The project consisted of two primary components: a comprehensive literature review and a qualitative study of current and former FCC educators.
The literature review examined existing research on potential factors that shape job tenure including educator and program characteristics, systems participation, and parent perspectives on child care preference and choice.
The qualitative data study entailed focus groups and in-depth interviews with a diverse sample of FCC educators, including non-English speakers across California, Florida, Massachusetts, and Wisconsin, four geographic areas of the country where there has been a documented decrease in the numbers of FCC programs.
Additional Products from the MSSFCCDS
Focus groups for the study were underway in March when the COVID-19 pandemic hit. The research team became concerned about the impact that the crisis would have on the long-term operations and sustainability of family child care providers, and added questions about these changes to the focus group protocol. Recommendations in this brief are based on findings from 22 of the focus groups. The brief provides policy guidance on how to support the family child care workforce that is so central to family employment and the economy as the country grapples with the ongoing effects of the pandemic.

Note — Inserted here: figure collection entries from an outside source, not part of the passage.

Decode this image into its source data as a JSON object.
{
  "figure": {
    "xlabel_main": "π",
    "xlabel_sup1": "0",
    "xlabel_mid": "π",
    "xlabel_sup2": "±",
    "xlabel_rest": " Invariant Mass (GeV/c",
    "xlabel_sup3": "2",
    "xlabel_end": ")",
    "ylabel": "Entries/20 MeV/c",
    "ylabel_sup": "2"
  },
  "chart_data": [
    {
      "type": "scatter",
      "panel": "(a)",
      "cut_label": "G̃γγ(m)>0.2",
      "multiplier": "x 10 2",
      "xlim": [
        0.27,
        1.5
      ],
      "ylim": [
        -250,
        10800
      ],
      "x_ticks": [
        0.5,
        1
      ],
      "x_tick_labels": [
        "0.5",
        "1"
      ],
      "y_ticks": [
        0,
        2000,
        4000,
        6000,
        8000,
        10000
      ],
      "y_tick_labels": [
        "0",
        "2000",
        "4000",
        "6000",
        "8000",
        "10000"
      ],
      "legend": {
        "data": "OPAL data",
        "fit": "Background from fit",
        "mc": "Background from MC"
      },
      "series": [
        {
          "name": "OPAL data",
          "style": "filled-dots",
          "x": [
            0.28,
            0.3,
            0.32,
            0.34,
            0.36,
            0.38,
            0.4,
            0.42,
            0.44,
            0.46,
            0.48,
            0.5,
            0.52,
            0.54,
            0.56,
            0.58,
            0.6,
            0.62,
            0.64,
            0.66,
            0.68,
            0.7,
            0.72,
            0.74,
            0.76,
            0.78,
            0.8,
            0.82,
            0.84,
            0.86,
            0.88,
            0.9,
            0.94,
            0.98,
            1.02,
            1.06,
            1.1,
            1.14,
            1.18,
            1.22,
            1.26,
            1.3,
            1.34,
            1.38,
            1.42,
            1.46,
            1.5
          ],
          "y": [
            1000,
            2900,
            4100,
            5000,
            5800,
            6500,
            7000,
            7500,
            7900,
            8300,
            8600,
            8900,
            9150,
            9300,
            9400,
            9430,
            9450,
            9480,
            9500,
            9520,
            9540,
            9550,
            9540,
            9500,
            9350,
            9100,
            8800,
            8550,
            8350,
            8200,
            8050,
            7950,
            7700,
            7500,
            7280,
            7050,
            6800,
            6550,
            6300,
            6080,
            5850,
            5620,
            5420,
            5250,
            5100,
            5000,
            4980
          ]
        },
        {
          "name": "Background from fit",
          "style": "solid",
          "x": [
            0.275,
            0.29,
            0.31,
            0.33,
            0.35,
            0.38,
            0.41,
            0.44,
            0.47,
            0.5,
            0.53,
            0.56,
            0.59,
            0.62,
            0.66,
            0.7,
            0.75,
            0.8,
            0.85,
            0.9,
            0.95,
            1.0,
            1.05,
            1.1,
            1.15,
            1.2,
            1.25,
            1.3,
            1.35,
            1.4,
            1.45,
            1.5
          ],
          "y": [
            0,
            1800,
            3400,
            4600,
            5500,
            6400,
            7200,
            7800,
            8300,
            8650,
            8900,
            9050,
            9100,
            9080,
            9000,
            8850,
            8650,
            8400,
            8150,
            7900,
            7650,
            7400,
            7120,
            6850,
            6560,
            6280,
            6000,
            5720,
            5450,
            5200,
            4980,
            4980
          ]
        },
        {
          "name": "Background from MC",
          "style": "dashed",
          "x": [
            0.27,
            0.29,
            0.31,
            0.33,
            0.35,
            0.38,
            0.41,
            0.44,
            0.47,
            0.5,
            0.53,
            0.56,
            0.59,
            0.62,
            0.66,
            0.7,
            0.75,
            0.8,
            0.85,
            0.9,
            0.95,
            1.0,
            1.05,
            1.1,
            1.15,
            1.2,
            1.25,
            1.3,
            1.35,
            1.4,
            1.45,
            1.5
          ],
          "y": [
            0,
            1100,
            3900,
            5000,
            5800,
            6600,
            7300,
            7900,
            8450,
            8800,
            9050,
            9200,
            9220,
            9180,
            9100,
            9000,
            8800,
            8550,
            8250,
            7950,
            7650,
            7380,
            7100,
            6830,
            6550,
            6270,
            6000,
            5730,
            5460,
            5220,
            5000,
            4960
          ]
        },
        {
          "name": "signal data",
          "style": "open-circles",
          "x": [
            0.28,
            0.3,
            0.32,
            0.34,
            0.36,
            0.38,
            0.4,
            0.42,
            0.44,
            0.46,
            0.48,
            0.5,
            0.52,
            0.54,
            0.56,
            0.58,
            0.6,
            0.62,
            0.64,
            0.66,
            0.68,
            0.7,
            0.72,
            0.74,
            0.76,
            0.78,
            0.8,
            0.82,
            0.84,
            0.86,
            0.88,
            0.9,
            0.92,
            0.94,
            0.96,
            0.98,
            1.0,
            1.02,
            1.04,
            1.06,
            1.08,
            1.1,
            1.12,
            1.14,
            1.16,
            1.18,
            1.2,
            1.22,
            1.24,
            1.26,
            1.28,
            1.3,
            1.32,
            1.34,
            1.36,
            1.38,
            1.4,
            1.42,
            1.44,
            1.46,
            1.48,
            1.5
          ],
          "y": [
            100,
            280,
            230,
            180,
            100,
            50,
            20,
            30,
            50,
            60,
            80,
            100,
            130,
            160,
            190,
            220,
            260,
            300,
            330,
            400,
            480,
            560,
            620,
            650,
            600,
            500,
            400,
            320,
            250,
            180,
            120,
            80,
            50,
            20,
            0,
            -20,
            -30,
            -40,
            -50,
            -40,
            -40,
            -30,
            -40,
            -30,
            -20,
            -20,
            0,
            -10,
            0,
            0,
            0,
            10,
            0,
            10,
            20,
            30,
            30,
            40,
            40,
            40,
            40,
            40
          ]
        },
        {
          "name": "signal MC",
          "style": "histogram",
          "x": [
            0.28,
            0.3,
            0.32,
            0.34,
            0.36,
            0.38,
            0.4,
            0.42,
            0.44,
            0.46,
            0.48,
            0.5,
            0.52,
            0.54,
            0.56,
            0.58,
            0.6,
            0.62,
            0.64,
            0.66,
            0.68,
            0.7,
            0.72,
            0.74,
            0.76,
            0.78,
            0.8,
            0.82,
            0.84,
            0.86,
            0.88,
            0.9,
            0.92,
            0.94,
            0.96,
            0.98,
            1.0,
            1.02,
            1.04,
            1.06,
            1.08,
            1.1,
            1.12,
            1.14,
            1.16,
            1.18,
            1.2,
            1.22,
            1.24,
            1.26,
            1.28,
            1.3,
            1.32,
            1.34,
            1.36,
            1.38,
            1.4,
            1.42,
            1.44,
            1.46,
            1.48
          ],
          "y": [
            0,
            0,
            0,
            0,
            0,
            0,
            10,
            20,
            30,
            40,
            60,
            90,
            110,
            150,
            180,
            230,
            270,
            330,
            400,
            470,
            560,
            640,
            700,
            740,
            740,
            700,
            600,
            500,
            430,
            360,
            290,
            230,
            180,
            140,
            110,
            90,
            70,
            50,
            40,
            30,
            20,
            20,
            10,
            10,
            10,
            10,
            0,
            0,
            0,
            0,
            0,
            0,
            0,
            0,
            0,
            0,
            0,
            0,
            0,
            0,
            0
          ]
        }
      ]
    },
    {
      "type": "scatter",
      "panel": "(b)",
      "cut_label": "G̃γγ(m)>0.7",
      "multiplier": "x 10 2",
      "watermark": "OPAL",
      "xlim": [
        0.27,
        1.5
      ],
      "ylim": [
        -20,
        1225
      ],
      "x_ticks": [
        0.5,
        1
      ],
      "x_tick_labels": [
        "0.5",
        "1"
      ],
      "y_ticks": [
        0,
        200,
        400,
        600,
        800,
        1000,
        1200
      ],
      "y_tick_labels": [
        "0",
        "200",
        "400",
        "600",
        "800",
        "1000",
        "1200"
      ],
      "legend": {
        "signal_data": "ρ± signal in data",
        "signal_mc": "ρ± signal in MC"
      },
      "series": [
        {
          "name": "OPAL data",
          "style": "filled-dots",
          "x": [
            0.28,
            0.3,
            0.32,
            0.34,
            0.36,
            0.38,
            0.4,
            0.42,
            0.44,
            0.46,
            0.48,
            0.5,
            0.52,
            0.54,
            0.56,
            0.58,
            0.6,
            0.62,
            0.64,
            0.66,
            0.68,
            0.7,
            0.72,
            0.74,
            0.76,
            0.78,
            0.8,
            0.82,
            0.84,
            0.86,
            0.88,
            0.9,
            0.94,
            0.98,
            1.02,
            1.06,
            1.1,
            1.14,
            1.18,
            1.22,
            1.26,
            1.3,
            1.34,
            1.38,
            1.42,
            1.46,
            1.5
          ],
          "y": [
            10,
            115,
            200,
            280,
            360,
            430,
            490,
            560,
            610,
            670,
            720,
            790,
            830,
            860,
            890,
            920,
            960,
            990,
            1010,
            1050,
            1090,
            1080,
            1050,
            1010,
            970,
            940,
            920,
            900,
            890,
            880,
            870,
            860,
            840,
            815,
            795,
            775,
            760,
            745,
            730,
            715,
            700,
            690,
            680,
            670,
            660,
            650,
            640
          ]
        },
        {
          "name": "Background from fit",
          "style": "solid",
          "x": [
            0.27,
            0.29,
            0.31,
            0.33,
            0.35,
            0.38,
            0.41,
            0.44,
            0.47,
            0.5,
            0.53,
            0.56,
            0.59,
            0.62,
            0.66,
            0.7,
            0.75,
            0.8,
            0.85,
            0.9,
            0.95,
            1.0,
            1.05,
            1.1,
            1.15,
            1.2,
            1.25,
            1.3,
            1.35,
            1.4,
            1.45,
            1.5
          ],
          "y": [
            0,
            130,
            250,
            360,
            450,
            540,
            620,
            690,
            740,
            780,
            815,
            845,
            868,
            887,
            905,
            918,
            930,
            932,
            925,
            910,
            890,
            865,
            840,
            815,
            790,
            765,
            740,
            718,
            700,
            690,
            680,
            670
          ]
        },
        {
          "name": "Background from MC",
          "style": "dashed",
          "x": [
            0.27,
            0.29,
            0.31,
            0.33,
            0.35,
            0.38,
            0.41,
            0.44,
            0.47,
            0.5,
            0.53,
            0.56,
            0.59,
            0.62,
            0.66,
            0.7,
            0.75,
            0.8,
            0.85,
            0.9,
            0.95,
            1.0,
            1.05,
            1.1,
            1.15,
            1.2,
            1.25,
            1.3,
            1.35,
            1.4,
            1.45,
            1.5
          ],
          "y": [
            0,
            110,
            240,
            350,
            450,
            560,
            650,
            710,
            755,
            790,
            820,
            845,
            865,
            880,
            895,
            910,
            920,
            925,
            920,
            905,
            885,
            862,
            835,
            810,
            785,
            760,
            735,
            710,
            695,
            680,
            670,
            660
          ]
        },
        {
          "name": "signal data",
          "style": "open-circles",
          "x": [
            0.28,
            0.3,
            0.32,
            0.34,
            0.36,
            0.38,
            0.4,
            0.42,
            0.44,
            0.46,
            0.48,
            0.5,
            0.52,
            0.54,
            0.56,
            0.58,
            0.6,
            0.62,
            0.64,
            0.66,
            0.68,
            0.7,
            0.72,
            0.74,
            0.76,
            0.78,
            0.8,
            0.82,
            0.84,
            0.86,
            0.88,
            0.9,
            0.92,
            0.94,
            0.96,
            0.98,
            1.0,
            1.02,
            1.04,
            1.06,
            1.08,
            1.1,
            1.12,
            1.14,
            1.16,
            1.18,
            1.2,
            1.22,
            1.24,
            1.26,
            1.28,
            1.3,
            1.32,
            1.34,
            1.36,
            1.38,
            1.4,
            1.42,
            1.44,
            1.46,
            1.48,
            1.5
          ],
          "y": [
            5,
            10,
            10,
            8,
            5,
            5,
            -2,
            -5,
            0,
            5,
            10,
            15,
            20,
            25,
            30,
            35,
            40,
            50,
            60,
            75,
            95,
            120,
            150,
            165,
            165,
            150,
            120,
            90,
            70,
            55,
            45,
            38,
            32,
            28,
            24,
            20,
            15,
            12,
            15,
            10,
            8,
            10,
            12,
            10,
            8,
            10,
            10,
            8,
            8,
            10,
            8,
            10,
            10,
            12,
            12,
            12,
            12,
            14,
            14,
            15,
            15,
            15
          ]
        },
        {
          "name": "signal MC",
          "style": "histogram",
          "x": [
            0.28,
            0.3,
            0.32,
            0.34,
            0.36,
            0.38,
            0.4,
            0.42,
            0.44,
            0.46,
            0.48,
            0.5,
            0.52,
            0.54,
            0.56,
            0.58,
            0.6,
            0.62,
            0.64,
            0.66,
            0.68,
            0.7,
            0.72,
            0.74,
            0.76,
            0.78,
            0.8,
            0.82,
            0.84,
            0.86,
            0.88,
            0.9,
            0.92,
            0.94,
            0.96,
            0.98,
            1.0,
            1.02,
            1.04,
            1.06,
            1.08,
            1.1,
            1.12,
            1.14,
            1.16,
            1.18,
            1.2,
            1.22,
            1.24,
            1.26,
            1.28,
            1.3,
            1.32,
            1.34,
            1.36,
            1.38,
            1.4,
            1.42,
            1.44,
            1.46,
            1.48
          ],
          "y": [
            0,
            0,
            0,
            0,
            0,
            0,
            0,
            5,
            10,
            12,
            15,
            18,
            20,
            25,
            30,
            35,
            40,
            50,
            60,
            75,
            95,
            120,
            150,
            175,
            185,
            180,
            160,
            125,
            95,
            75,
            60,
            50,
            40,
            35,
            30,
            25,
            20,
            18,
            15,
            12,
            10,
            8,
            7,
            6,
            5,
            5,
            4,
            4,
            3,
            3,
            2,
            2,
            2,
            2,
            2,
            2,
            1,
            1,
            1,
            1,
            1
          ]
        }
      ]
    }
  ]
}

Using data from the MSSFCCDS, this brief explores data from 169 family child care providers in California, Florida, Massachusetts, and Wisconsin to unpack perceptions of quality and understand how a (mis)alignment in quality priorities may relate to engagement in quality ratings and improvement systems.
This brief, published in partnership with the National Center on Early Childhood Quality Assurance, Early Childhood National Centers, uses data from the MSSFCCDS to describe the challenges family child care providers face in becoming and staying licensed and offers strategies to sustain and build FCC supply.